Il est difficile d’imaginer, de mémoire d’homme, l’enfer quotidien auquel les mères et les enfants étaient soumis régulièrement dans un pays civilisé. Si les faits sont allégués et largement reconnus, des abimes de perversité inhumaine institutionnalisée se sont développés à Tuam, qui était pratiquement un camp de la mort sous couverture d’un havre de piété et de refuge. Il existe une forte suspicion que d’autres endroits identiques pourraient bien être découverts désormais.

Au début de l’année 2014, l’historienne Catherine Corless a publié un « catalogue » de 800 décès, convaincue que les corps se trouvaient dans les fosses septiques sous les fondations. Alors que le lieu d’inhumation était enregistré dans des tombes spécifiques pour un tout petit nombre d’entre eux, ce n’était pas le cas pour l’immense majorité. Des questions gênantes ont alors surgi comme pourquoi le lieu d’inhumation n’était pas indiqué pour les autres.

Le site de la Catholic League a admis que près de 20 corps avaient été trouvés dans un réservoir dans les fondations du Home dans les années 70 mais évidemment il ne considérait pas que 20 squelettes constituait un charnier. La Ligue fulmine encore actuellement : “Des charniers… C’est un mensonge. Il est grand temps de mettre un terme à cette remise en cause incessante de la vérité et de l’Eglise catholique avant que plus personne ne croit ce que les médias disent à propos des affaires de l’Eglise. » Il subsiste cependant un doute sur le fait que ces découvertes, faites par des enfants explorant les lieux dans les années 70, proviennent de tout le site d’inhumation ; Corless a découvert un second site en 2014, au même emplacement que celui-ci. Aucun autre lieu de sépulture, individuelle ou collectif, n’a été découvert pour les autres corps.

Les découvertes de Corless ont été largement publiées par le Daily Mail, CNN et l’AFP. Plus tard, en 2014, un réalisateur de documentaire français de France 2 a approché les Sœurs du Bon Secours qui dirigeaient le Home – leur siège est à Paris.
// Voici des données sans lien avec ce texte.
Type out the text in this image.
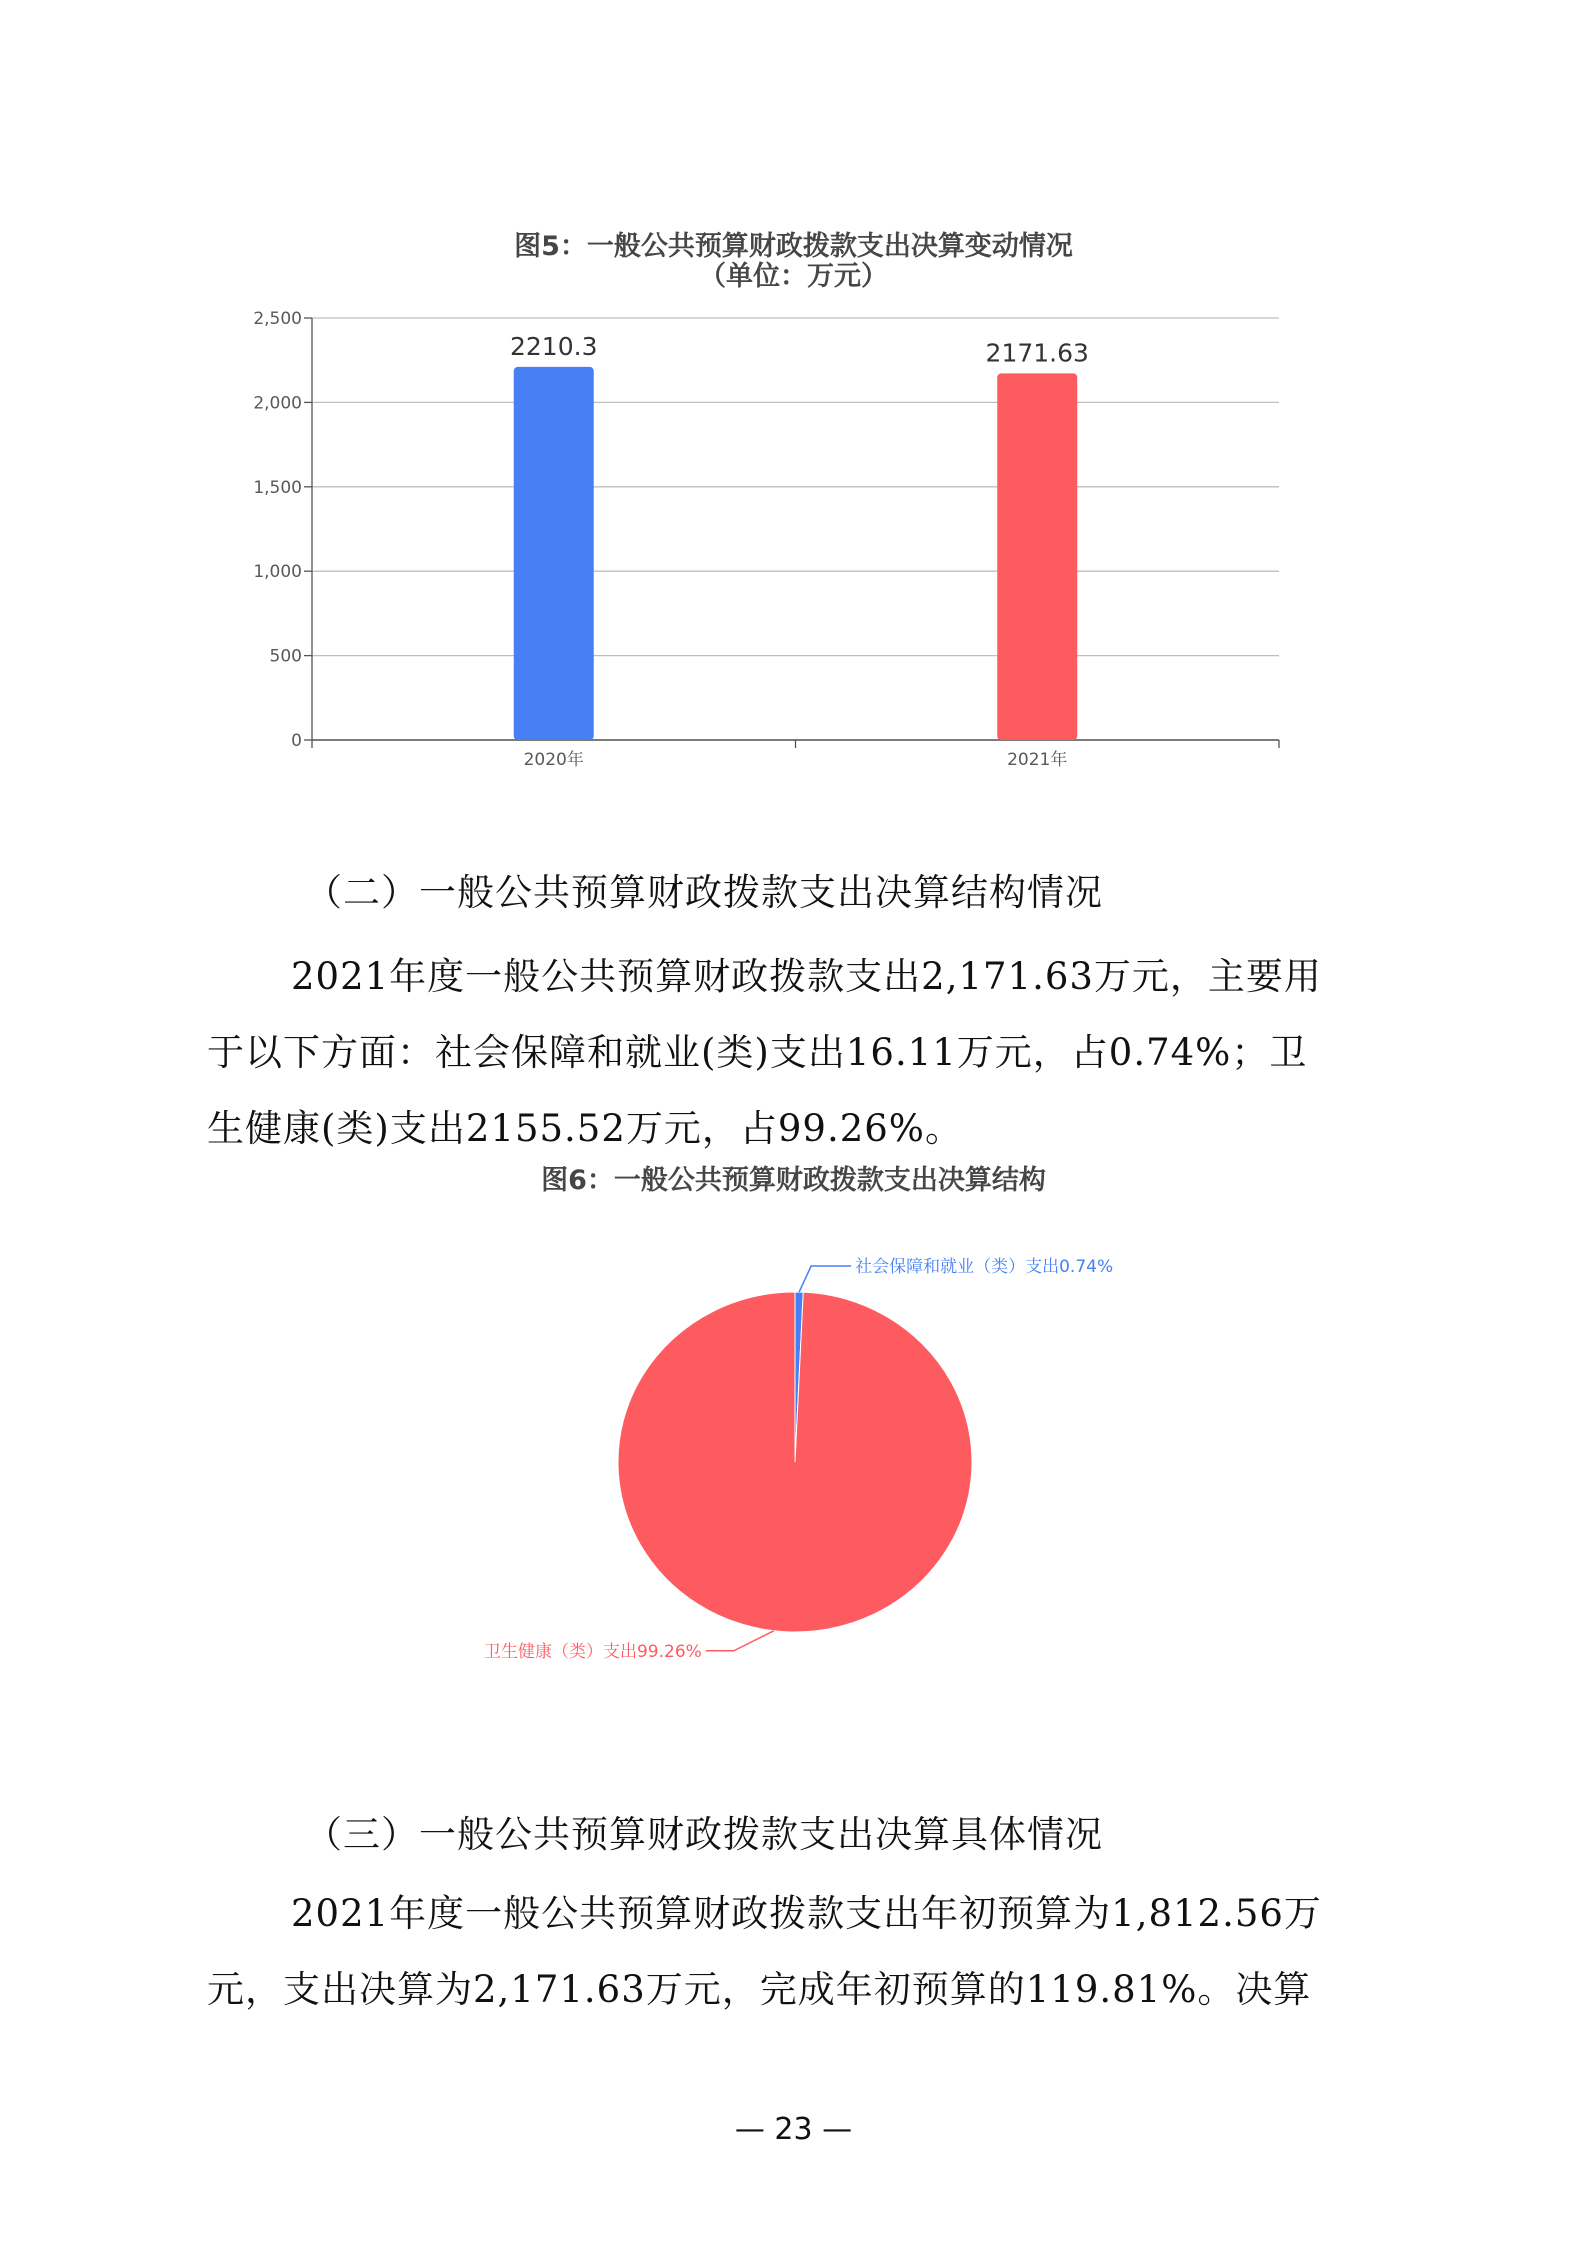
图5：一般公共预算财政拨款支出决算变动情况

（单位：万元）

0
500
1,000
1,500
2,000
2,500
2210.3
2020年
2171.63
2021年

（二）一般公共预算财政拨款支出决算结构情况

2021年度一般公共预算财政拨款支出2,171.63万元，主要用

于以下方面：社会保障和就业(类)支出16.11万元，占0.74%；卫

生健康(类)支出2155.52万元，占99.26%。

图6：一般公共预算财政拨款支出决算结构

社会保障和就业（类）支出0.74%
卫生健康（类）支出99.26%

（三）一般公共预算财政拨款支出决算具体情况

2021年度一般公共预算财政拨款支出年初预算为1,812.56万

元，支出决算为2,171.63万元，完成年初预算的119.81%。决算

— 23 —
Leur chargée de communication lui a déclaré qu’elle « ne trouverait aucun charnier, aucune preuve que les enfants étaient enterrés de la sorte » et un officier de police local lui a expliqué avec scepticisme que « quelques ossements avaient été trouvés mais qu’il s’agissait d’un endroit où les victimes de la Grande Famine avaient été enterrées. Alors ? » La chargé de communication les a défendues en affirmant qu’il n’y avait absolument « aucune différence » entre ce qu’elles avaient dit et les déclarations publiques faites par les Sœurs du Bon Secours.

Pourquoi aurait-on retrouvé des victimes de la Grande Famine dans des fosses septiques recouvertes d’un couvercle en béton ? La question n’a jamais été éclaircie…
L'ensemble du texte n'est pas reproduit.